元ホームレスのおいちゃん達が暮らすハッピーミラクルホームに初めてやってきたとき、不思議の国に迷い込んだようで、これはまるで「留学」だと思った。
手にしたお金は一瞬にしてお酒に生まれ変わるおいちゃん。
ありとあらゆるゴミを外から部屋に持ち帰ってくるおいちゃん。
常に男と借金の絶えないマドンナ。
人に奢るのが趣味で自分の生活費がすっからかんのおいちゃん。
私自身、海外留学したり、外国人とシェアハウスしたりして暮らしてきた。だから、異文化には慣れっこのはずで、ちょっとやそっとのことでは動じないはずだと思っていた。
しかし、このミラクルハッピーホームで暮らしているおいちゃん達はそんな私のキャパシティを遥かに凌駕してきたのである。
ここではいわゆる日本の「常識」という概念はどうやら通じない。
しかも、ホーム全体がひとつの異文化というよりも、ひとりひとりが異文化を抱えているのだから、余計ややこしい。彼らが予測もできない行動をとったとき、それがちょっとしたトラブルに発展したとき、
「なにがどうしてこうなった?!」とてんやわんやしてばかりの毎日だ。
しかし、よくよく相手の話を聞いたり観察したりしていると、彼らにはちゃんと彼らのルールや世界観があって生きていているのが分かる。
それらをひとつずつ丁寧に紐解いていくのは、まるでミステリーの謎解きをしているような面白さがある。
それどころか、枠に囚われないおいちゃん達の自由な生き方を目の当たりにして、こちら側の価値観が揺るがされることも少なくない。
そんな異文化を知っていくとき特有のどきどきわくわくする感覚を、まさかニッチで超ローカルなこのホームで味わえるとは思わなかった。
日本の片隅にこそあるけれども、知らない国に留学しているような刺激と面白さがここにはある。
私が高校で海外に留学するとき、交換留学の団体から
『It’s not good. It’s not wrong. It’s just different.』
という言葉を教わった。
今でもこの言葉を時々思い出す。相手と自分は違うことを自覚すること、
決してジャッジしないこと。

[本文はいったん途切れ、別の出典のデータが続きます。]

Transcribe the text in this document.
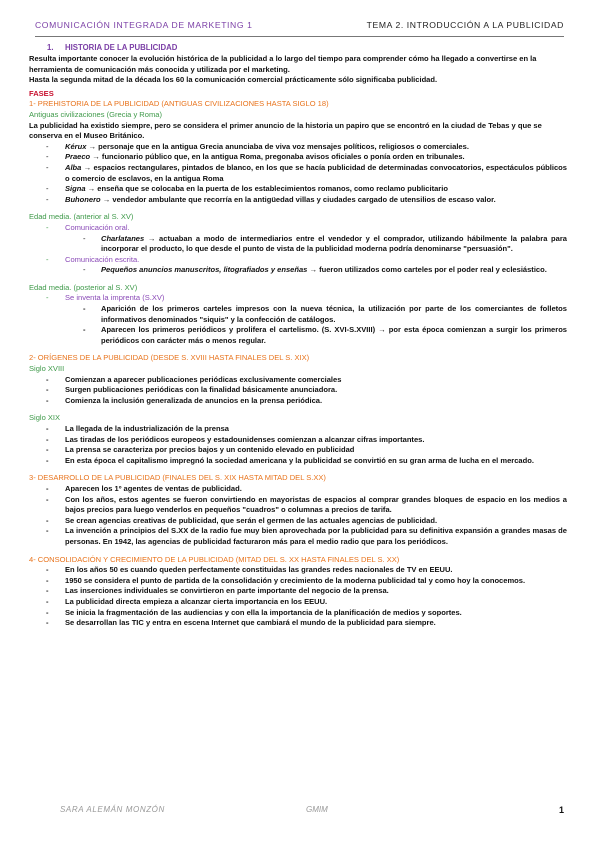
COMUNICACIÓN INTEGRADA DE MARKETING 1	TEMA 2. INTRODUCCIÓN A LA PUBLICIDAD
1. HISTORIA DE LA PUBLICIDAD

Resulta importante conocer la evolución histórica de la publicidad a lo largo del tiempo para comprender cómo ha llegado a convertirse en la herramienta de comunicación más conocida y utilizada por el marketing.

Hasta la segunda mitad de la década los 60 la comunicación comercial prácticamente sólo significaba publicidad.

FASES
1- PREHISTORIA DE LA PUBLICIDAD (ANTIGUAS CIVILIZACIONES HASTA SIGLO 18)
Antiguas civilizaciones (Grecia y Roma)

La publicidad ha existido siempre, pero se considera el primer anuncio de la historia un papiro que se encontró en la ciudad de Tebas y que se conserva en el Museo Británico.

- Kérux → personaje que en la antigua Grecia anunciaba de viva voz mensajes políticos, religiosos o comerciales.
- Praeco → funcionario público que, en la antigua Roma, pregonaba avisos oficiales o ponía orden en tribunales.
- Alba → espacios rectangulares, pintados de blanco, en los que se hacía publicidad de determinadas convocatorios, espectáculos públicos o comercio de esclavos, en la antigua Roma
- Signa → enseña que se colocaba en la puerta de los establecimientos romanos, como reclamo publicitario
- Buhonero → vendedor ambulante que recorría en la antigüedad villas y ciudades cargado de utensilios de escaso valor.
Edad media. (anterior al S. XV)
- Comunicación oral.
- Charlatanes → actuaban a modo de intermediarios entre el vendedor y el comprador, utilizando hábilmente la palabra para incorporar el producto, lo que desde el punto de vista de la publicidad moderna podría denominarse "persuasión".
- Comunicación escrita.
- Pequeños anuncios manuscritos, litografiados y enseñas → fueron utilizados como carteles por el poder real y eclesiástico.
Edad media. (posterior al S. XV)
- Se inventa la imprenta (S.XV)
- Aparición de los primeros carteles impresos con la nueva técnica, la utilización por parte de los comerciantes de folletos informativos denominados "siquis" y la confección de catálogos.
- Aparecen los primeros periódicos y prolifera el cartelismo. (S. XVI-S.XVIII) → por esta época comienzan a surgir los primeros periódicos con carácter más o menos regular.
2- ORÍGENES DE LA PUBLICIDAD (DESDE S. XVIII HASTA FINALES DEL S. XIX)
Siglo XVIII
- Comienzan a aparecer publicaciones periódicas exclusivamente comerciales
- Surgen publicaciones periódicas con la finalidad básicamente anunciadora.
- Comienza la inclusión generalizada de anuncios en la prensa periódica.
Siglo XIX
- La llegada de la industrialización de la prensa
- Las tiradas de los periódicos europeos y estadounidenses comienzan a alcanzar cifras importantes.
- La prensa se caracteriza por precios bajos y un contenido elevado en publicidad
- En esta época el capitalismo impregnó la sociedad americana y la publicidad se convirtió en su gran arma de lucha en el mercado.
3- DESARROLLO DE LA PUBLICIDAD (FINALES DEL S. XIX HASTA MITAD DEL S.XX)
- Aparecen los 1º agentes de ventas de publicidad.
- Con los años, estos agentes se fueron convirtiendo en mayoristas de espacios al comprar grandes bloques de espacio en los medios a bajos precios para luego venderlos en pequeños "cuadros" o columnas a precios de tarifa.
- Se crean agencias creativas de publicidad, que serán el germen de las actuales agencias de publicidad.
- La invención a principios del S.XX de la radio fue muy bien aprovechada por la publicidad para su definitiva expansión a grandes masas de personas. En 1942, las agencias de publicidad facturaron más para el medio radio que para los periódicos.
4- CONSOLIDACIÓN Y CRECIMIENTO DE LA PUBLICIDAD (MITAD DEL S. XX HASTA FINALES DEL S. XX)
- En los años 50 es cuando queden perfectamente constituidas las grandes redes nacionales de TV en EEUU.
- 1950 se considera el punto de partida de la consolidación y crecimiento de la moderna publicidad tal y como hoy la conocemos.
- Las inserciones individuales se convirtieron en parte importante del negocio de la prensa.
- La publicidad directa empieza a alcanzar cierta importancia en los EEUU.
- Se inicia la fragmentación de las audiencias y con ella la importancia de la planificación de medios y soportes.
- Se desarrollan las TIC y entra en escena Internet que cambiará el mundo de la publicidad para siempre.
SARA ALEMÁN MONZÓN	GMIM	1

そして、その違いを楽しむこと。
異文化交流の場面においては意識的に重んじられていることも、同じ日本社会の中では案外忘れさられがちだ。現に、ホームで暮らしているおいちゃん達の中にはそうやって社会からはじき出された過去を持つひとも少なくない。
確かに、いわゆる社会の「常識」や「良識」に照らし合わせると、行動規範が「???」なおいちゃん達も中にはいる。
しかし、それでもそうやって半世紀以上もの間、どうにかこうにか生きてきたのが彼らの人生であるし、何が正しいなんて本当のところは誰も分からない。
彼らはたまたま「現代」の「日本」や「資本主義経済」の枠組みに合わなかっただけで、国や時代こそ違えば彼らがもっと大手を振って生きられる環境もあったのではないかとさえ思う。
だから、このホームでは違いを否定したり改めたりしようとするのではなく、なるべく彼らが彼らのままで生きてける方法を模索している。そして、何よりその違いを面白がること。
深刻になろうと思えばどこまででも深刻になれる現場だからこそ、そこをどう面白がるか、どう笑い飛ばすか、というのがこのホームで楽しく暮らしていく鍵ではないかと思うのだ。